None of us were born for this

After the Russian invasion in February, the Armed Forces of Ukraine posted a video showing the humanity of the soldiers fighting for their freedom.

The video shows soldiers in action, captioned with who they really are, in the peaceful, everyday life they should be living: ‘I’m a bus driver’; ‘I’m a younger brother’; ‘I’m a geology student’; even ‘I’m the neighbour who bangs on the radiator’!

The final line in the video says: ‘None of us were born for war. But we are all here to protect our freedom’.

The video is saying that these people aren’t a special elite removed from everyday life. We’re reminded that defending freedom doesn’t tear us away from our real human selves. In fact, the opposite: it’s what keeps us truly human. 

This is exactly why Just Stop Oil doesn’t describe supporters as activists. The term ‘activist’ is to civil resistance what ‘soldier’ is to war: a specialist, niche identity that acts as a metaphorical ‘uniform’, creating barriers and separation.

Ordinary Ukrainians weren’t born for the battlefield. But history has called them there. When their freedom, their very existence, is at stake, what else can they do but defend themselves? 

And in the context of the climate crisis – a war on the whole of humanity – the same applies. No-one was born to climb a gantry over cars hurtling along a motorway. No-one was born to be led away to a cell, with no idea when they’ll see their loved ones again. No-one was born to be insulted and yelled at as they cry out the truth in the serenity of an art gallery. 

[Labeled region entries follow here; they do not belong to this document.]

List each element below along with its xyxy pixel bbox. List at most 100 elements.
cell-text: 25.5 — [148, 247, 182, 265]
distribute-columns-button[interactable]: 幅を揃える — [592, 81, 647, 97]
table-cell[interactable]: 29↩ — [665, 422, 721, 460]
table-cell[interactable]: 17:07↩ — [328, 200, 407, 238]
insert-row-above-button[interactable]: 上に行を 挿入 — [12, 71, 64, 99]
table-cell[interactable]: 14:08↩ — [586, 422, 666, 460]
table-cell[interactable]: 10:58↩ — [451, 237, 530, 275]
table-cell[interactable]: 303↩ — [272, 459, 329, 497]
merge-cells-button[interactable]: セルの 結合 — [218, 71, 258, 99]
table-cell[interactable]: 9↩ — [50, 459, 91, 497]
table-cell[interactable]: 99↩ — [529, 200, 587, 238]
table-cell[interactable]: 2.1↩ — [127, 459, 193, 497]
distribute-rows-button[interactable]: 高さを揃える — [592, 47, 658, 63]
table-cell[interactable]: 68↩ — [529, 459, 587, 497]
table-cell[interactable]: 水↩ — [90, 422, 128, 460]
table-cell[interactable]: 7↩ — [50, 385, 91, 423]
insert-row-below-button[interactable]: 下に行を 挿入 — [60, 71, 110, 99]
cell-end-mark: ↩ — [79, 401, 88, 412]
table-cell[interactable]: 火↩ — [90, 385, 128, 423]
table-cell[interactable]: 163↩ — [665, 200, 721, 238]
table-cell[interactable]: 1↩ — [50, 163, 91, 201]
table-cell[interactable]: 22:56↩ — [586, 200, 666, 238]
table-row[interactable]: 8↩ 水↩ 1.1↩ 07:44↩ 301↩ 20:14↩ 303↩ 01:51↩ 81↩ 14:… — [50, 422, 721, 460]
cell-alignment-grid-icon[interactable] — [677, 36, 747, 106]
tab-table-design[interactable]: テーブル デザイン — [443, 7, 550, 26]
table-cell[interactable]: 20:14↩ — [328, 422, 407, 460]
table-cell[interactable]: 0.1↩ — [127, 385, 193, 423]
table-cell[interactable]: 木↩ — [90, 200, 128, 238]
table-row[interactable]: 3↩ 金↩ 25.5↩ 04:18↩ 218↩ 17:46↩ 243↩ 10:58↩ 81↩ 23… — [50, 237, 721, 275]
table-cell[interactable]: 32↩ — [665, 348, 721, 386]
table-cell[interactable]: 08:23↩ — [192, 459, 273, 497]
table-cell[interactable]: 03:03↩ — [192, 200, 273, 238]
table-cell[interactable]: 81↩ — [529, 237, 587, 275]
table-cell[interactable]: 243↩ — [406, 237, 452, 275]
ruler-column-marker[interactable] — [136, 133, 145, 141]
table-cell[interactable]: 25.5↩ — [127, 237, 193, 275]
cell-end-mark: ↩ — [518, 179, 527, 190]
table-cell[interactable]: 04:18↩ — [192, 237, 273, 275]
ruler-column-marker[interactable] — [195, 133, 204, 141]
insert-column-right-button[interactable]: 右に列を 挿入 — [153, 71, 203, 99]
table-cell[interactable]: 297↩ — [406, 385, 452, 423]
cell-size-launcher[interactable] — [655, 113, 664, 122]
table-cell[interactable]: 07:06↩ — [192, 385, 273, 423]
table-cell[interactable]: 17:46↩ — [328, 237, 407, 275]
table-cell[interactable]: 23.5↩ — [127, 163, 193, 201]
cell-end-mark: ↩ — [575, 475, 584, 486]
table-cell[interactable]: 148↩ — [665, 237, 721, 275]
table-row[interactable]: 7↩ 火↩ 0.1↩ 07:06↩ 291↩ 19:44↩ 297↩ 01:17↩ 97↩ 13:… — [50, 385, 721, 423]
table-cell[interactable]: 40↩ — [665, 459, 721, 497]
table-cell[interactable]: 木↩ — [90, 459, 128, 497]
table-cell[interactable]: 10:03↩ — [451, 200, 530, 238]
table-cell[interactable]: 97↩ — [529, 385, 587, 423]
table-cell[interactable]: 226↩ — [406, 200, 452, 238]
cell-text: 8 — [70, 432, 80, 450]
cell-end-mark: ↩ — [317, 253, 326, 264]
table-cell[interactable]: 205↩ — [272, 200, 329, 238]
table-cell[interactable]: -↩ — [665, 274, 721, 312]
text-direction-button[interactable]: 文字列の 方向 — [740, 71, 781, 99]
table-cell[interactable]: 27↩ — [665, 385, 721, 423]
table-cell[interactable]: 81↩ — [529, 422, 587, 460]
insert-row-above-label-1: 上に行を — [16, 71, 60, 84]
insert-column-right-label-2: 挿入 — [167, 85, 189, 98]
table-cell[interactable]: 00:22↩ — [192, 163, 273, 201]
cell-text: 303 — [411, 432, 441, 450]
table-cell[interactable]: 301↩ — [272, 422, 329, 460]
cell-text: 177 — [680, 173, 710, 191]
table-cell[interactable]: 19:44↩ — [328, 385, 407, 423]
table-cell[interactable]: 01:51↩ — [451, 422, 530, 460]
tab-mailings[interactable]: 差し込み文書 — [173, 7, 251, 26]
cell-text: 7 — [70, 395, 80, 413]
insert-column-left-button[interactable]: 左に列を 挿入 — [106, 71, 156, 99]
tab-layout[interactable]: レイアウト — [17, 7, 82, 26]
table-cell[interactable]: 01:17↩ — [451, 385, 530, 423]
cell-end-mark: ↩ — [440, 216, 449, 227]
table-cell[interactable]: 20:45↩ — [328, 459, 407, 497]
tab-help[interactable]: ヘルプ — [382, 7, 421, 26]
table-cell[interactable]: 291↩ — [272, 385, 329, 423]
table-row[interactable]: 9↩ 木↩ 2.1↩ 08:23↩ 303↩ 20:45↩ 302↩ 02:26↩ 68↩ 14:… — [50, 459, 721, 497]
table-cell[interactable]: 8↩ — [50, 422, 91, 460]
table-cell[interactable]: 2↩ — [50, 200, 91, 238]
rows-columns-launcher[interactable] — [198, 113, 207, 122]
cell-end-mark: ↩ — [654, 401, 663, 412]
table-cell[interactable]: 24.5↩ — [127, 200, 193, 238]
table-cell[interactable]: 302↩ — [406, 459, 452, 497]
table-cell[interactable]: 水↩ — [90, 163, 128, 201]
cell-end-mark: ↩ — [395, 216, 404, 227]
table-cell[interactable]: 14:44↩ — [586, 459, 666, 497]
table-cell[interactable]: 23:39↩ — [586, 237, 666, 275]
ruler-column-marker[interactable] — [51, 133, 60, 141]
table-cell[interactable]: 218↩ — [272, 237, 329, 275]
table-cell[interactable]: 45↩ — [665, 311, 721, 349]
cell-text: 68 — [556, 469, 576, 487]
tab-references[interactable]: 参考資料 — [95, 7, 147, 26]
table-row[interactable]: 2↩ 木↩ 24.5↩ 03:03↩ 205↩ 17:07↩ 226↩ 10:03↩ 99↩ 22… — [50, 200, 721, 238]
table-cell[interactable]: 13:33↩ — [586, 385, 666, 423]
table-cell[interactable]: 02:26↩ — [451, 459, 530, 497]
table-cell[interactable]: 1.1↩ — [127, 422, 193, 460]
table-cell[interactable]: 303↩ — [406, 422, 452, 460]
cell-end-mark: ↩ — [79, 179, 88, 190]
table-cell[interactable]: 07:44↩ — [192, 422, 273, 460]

But like the soldiers fighting for their freedom in Ukraine, these supporters are answering the call of history. And these times – dragging us all towards unfathomable chaos, destruction and death – call us to bring our everyday selves into new ways of being and acting. 

To answer the call, you don’t have to become an activist. You don’t have to leave behind your job or family responsibilities to take on a radical fringe identity. You’re still you: a loving mum, taxi driver, best friend. But you’re the bigger, braver ‘you’ our devastating times demand: a you who’s defending our freedom, protecting what we love, acting to stop it all being burned to ashes. 

We can’t choose the time we are born into. But we can look at it clearly and choose how to respond. And the reality is this: we are being marched towards a catastrophe that will destroy everything that supports peaceful, ordinary human life: the rule of law,  food security, health provision, safe housing.  A catastrophe that is already burning, flooding and starving peaceful communities across the Global South. And we’re being abandoned by the institutions who are supposed to protect us, to ensure our basic needs are met and that the rule of law can work

These institutions, from our own government to international bodies like COP, are falling apart at the seams. We can’t rely on them to save us when they are rotten to the core. In the face of the biggest crisis humanity has ever known, all they’ve done is licence more oil and gas, expand airports, pump more carbon into the atmosphere. For our ‘leaders’, it seems disaster can’t come quickly enough. 

So it’s down to us. The business owners, the nurses, the annoying neighbours, the computer programmers, the cleaners. The introverts, the extroverts, the Tory voters, the Labour voters, the doctors and the patients, the teachers and the students. All of us.

The media will keep on calling Just Stop Oil supporters ‘activists’. They want to paint supporters as a closed, underground cult: worlds away from the ordinary people whose lives are being ‘disrupted’: the mums who can’t get their kids to school on time; the job seeker who can’t get to an interview.

But that mum, that job-seeker – they are up there on the gantry too. The separation – between activist and ‘real human being’ – is a media fiction, designed to make Just Stop Oil look as weird, fanatical and ‘other’ as possible. 

To go back to the video of the Ukrainian best friends, students and taxi drivers on the battlefield, answering the call of history, one message stands out loud and clear in the face of this fiction:

None of us were born for this. But we are all here to protect our freedom.